La Ley de Enjuiciamiento Criminal establece en el art. 301 que: “Las diligencias del sumario serán reservadas y no tendrán carácter público hasta que se abra el juicio oral […].” Esto implica que el conocimiento del contenido del expediente judicial se circunscribe de modo exclusivo a las partes en el procedimiento, y que, en consecuencia, no puede ser revelado a terceros ajenos al mismo.
La previsión legal en cuanto a la obligación de guardar reserva obedece a que la Instrucción es una fase muy primaria del proceso penal en la que no se persigue alcanzar certezas, sino reunir evidencias para que el órgano competente juzgue en su caso la existencia del delito.

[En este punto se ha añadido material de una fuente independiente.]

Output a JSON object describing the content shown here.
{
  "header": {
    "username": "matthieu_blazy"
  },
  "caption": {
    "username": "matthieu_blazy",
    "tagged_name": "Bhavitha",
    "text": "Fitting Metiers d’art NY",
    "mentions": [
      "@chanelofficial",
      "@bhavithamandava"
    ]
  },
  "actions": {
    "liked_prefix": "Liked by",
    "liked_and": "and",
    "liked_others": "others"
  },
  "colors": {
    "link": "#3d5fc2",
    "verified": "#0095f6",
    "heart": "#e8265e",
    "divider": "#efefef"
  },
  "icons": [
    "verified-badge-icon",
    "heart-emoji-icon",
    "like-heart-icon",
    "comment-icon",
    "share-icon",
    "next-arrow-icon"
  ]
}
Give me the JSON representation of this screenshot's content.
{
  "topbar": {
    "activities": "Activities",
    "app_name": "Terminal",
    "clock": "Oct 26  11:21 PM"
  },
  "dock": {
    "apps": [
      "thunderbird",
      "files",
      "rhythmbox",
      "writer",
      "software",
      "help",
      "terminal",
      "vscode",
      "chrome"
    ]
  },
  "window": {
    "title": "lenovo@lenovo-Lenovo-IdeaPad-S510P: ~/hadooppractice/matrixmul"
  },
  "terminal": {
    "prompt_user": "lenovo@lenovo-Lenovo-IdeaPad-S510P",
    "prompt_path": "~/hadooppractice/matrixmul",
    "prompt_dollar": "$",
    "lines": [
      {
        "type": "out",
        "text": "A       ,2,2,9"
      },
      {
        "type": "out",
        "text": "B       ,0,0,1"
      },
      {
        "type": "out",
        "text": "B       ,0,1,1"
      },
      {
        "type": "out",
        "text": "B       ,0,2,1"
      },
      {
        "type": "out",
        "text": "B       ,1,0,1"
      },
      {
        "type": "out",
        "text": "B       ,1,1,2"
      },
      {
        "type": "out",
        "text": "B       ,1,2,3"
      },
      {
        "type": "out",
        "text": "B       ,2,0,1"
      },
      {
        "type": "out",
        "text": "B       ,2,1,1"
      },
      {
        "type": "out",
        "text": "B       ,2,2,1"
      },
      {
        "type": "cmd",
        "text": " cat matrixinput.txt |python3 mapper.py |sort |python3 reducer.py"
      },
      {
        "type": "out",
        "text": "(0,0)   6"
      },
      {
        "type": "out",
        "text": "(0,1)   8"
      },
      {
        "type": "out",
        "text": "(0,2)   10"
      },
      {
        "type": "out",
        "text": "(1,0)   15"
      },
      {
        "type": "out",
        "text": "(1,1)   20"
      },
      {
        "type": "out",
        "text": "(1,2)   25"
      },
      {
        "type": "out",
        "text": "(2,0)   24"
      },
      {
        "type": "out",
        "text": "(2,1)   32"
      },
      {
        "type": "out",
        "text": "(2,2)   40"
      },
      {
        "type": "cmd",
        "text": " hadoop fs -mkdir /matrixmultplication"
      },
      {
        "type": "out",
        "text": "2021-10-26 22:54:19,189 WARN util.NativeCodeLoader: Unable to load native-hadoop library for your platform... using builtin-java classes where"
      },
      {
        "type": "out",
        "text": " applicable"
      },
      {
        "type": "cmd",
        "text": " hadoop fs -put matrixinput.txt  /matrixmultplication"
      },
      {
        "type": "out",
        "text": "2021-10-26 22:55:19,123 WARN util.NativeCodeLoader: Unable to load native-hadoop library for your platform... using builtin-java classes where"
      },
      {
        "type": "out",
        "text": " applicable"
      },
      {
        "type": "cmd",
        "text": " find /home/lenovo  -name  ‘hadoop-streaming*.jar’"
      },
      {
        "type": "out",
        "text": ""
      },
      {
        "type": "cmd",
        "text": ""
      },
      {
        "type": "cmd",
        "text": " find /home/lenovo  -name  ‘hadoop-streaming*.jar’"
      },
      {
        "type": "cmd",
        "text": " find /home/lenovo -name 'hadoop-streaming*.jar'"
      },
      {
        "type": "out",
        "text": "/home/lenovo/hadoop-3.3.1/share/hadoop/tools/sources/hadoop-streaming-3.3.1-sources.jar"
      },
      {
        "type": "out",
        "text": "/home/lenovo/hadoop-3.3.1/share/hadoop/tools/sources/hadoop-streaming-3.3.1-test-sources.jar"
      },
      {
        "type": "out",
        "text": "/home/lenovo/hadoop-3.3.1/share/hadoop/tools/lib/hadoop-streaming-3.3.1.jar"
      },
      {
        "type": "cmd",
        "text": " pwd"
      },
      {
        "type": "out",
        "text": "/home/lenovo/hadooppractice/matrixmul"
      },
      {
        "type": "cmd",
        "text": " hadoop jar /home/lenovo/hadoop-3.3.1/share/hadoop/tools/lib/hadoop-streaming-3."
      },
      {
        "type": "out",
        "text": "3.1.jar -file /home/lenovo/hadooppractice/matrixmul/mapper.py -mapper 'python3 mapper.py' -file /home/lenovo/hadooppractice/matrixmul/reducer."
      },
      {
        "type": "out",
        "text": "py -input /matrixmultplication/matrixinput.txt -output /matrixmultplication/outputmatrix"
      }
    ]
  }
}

Así, restringir el conocimiento de las actuaciones exclusivamente a las partes evita juicios paralelos y la difusión de información personal y/o sensible de los implicados en la investigación.
Nos referimos aquí al deber de reserva genérico que rige en todo procedimiento en fase de Instrucción, y que no debe confundirse con el secreto de sumario declarado expresamente por el Juez en el caso concreto, éste se regula separadamente en el art. 302 del mismo texto legal.

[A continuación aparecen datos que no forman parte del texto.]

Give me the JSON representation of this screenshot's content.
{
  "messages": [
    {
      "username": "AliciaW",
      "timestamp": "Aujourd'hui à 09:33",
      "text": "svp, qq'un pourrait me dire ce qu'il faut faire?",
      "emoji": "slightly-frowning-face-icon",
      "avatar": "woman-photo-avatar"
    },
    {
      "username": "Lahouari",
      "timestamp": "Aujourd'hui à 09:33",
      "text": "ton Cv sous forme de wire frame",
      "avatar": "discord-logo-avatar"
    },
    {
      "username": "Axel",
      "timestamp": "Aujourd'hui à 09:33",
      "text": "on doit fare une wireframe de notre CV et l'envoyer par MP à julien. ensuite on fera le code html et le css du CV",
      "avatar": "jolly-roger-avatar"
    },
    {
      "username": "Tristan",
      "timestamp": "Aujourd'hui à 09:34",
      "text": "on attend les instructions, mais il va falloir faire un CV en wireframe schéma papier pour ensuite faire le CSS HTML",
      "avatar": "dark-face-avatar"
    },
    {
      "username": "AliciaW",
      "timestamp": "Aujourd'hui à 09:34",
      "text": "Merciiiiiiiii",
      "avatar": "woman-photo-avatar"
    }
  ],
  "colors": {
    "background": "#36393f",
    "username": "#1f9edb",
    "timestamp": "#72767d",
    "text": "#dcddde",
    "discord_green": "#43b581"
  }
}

Cuando nos encontramos con que la norma del art. 301 no es acatada ¿qué opciones existen? ¿Cómo podemos denunciar esta mala praxis? El propio precepto prevé una sanción correctora consistente en multa de 500 a 10.000 euros para cualquier persona que revele indebidamente la información –salvo funcionarios públicos para los que está prevista sanción penal-, sin embargo, la duda surge en cuanto a la competencia para imponer esa multa y el procedimiento a seguir.
En este sentido, como la revelación del contenido del sumario constituye una vulneración de una norma procesal, en el caso de que los infractores sean abogados o procuradores hemos de acudir a la Ley Orgánica del Poder Judicial, que en sus arts. 552 a 554, prevé la posibilidad de que los Juzgados y Tribunales ejerzan su facultad correctora frente a ellos cuando incumplan las obligaciones impuestas por las normas procesales, pudiendo apercibirles o multarles.

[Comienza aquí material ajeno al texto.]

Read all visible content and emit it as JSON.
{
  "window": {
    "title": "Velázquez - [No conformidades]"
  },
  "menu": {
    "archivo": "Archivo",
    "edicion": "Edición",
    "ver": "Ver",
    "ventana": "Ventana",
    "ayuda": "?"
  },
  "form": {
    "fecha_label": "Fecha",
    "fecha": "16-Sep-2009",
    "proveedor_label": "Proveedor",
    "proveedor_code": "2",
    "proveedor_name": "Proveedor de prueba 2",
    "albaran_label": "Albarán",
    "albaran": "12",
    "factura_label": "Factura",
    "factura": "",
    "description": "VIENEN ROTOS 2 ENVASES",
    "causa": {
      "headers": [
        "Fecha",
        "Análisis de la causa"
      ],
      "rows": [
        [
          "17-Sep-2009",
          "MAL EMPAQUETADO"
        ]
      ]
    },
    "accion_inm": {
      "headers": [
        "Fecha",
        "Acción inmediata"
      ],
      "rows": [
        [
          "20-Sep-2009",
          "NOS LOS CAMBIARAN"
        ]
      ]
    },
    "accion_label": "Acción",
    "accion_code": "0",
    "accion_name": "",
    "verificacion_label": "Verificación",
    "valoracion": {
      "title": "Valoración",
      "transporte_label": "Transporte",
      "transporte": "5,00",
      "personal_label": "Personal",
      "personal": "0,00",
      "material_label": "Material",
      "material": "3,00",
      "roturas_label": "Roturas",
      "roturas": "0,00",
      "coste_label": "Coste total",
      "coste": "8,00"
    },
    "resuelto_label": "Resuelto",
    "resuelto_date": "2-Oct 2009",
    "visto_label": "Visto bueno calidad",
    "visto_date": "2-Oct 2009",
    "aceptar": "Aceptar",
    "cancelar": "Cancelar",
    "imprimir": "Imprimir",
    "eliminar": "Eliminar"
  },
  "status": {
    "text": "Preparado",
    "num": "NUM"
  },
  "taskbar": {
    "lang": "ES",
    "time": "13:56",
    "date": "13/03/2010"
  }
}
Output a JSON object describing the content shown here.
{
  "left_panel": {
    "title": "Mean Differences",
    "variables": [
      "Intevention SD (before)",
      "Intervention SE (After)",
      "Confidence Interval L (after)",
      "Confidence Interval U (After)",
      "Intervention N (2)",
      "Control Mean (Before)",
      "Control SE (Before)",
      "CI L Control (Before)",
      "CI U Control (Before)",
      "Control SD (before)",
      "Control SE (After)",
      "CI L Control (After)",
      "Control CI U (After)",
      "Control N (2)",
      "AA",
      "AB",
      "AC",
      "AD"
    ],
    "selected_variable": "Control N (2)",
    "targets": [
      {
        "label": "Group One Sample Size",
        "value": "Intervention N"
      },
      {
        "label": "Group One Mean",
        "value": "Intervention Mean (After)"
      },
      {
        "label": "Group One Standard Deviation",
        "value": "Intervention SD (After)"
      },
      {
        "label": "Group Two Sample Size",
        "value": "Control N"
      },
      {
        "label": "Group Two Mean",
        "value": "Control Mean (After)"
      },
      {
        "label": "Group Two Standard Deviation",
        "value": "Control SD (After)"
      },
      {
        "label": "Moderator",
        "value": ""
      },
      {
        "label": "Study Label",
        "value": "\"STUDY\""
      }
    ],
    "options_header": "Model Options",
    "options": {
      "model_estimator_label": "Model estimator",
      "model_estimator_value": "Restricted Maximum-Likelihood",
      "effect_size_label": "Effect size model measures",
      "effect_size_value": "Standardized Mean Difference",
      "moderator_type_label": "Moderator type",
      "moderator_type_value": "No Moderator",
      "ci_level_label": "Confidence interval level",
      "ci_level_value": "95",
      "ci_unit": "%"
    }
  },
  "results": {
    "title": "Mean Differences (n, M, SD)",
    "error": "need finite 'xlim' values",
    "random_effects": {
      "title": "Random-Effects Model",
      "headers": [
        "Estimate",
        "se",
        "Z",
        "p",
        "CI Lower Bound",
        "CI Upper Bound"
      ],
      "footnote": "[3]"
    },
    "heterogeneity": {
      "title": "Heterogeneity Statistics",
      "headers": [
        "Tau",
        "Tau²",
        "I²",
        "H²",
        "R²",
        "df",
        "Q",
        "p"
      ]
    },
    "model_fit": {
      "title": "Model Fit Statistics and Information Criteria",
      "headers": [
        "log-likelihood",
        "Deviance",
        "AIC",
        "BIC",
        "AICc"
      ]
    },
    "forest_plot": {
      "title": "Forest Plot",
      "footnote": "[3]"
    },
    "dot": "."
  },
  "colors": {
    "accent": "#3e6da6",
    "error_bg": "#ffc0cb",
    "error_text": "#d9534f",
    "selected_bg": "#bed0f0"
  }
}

Más problemático puede resultar cuando no sean abogados o procuradores quienes revelen la información reservada, sino el denunciante o el propio investigado. Una posible vía a emprender en este caso sería la establecida en la Ley de Enjuiciamiento Civil, de aplicación supletoria al proceso penal, cuyo art. 247 recoge la facultad correctora de los tribunales frente a conductas procesales de mala fe de cualquiera de las partes.
Por ello, aunque la facultad correctora es discrecional del Juzgado o Tribunal ante el que se esté actuando, y es más frecuente que se emplee frente a comportamientos de letrados desconsiderados o irrespetuosos con el propio órgano judicial, podrá ser también utilizada para sancionar la vulneración del art. 301.